Member of the Assembly of Madrid
- In office 9 June 2015 – 30 December 2016

Madrid City Councillor
- In office 11 June 2011 – 13 June 2015

Personal details
- Born: 28 October 1967 (age 57) Madrid
- Citizenship: Spanish
- Occupation: Editor, journalist, politician

= Ana García D'Atri =

Spanish editor, journalist and politician

Ana García D'Atri (born 1967) is a Spanish editor, journalist and politician.

== Biography ==
Born in Madrid on 28 October 1967, she graduated in Sciences of the Information (Journalism) at the Complutense University of Madrid (UCM). She worked as journalist for OTR/Press, Colpisa, La Gaceta de los Negocios and La Voz de Almería. In 1995 she started to work as editor at Ediciones B and Planeta.

She entered politics in 2011, as she ran in the Spanish Socialist Workers' Party (PSOE) list led by Jaime Lissavetzky for the May 2011 municipal election in Madrid. She was elected city councillor and became the Spokeswoman of Arts, Tourism and Sports of the Socialist Municipal Group at the Ayuntamiento de Madrid during the 2011–2015 term.

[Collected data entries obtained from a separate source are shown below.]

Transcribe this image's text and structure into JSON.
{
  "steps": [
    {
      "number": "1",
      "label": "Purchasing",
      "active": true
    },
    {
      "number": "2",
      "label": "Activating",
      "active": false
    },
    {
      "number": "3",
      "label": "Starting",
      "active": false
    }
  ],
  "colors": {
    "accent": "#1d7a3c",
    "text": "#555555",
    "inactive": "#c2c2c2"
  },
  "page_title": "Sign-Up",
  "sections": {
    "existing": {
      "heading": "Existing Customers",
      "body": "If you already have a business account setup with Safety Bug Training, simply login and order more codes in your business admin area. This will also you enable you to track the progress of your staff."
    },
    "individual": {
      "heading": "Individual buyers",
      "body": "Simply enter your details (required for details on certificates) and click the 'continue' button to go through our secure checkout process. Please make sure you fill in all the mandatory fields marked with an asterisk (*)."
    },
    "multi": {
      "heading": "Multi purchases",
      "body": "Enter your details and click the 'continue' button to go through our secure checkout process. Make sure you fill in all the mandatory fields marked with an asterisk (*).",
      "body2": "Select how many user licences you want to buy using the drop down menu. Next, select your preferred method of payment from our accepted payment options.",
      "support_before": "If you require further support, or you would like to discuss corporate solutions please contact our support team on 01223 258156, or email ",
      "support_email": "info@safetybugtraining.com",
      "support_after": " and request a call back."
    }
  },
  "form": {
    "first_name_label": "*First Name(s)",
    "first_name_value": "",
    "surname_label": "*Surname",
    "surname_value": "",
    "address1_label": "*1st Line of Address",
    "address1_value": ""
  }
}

She was included in the PSOE list for the 2015 Madrilenian regional election and became a member of the 10th term of the regional legislature, in which he served as Spokeswoman of the Socialist Parliamentary Group at the Commission of Culture. In May 2016 he was tentatively included by Pedro Sánchez as a member of his "Committee of Wise Men" (a sort of informal shadow cabinet) in the field of Culture.

She resigned to her seat at the Assembly of Madrid on 30 December 2016, as she intended to return to her professional activity as editor.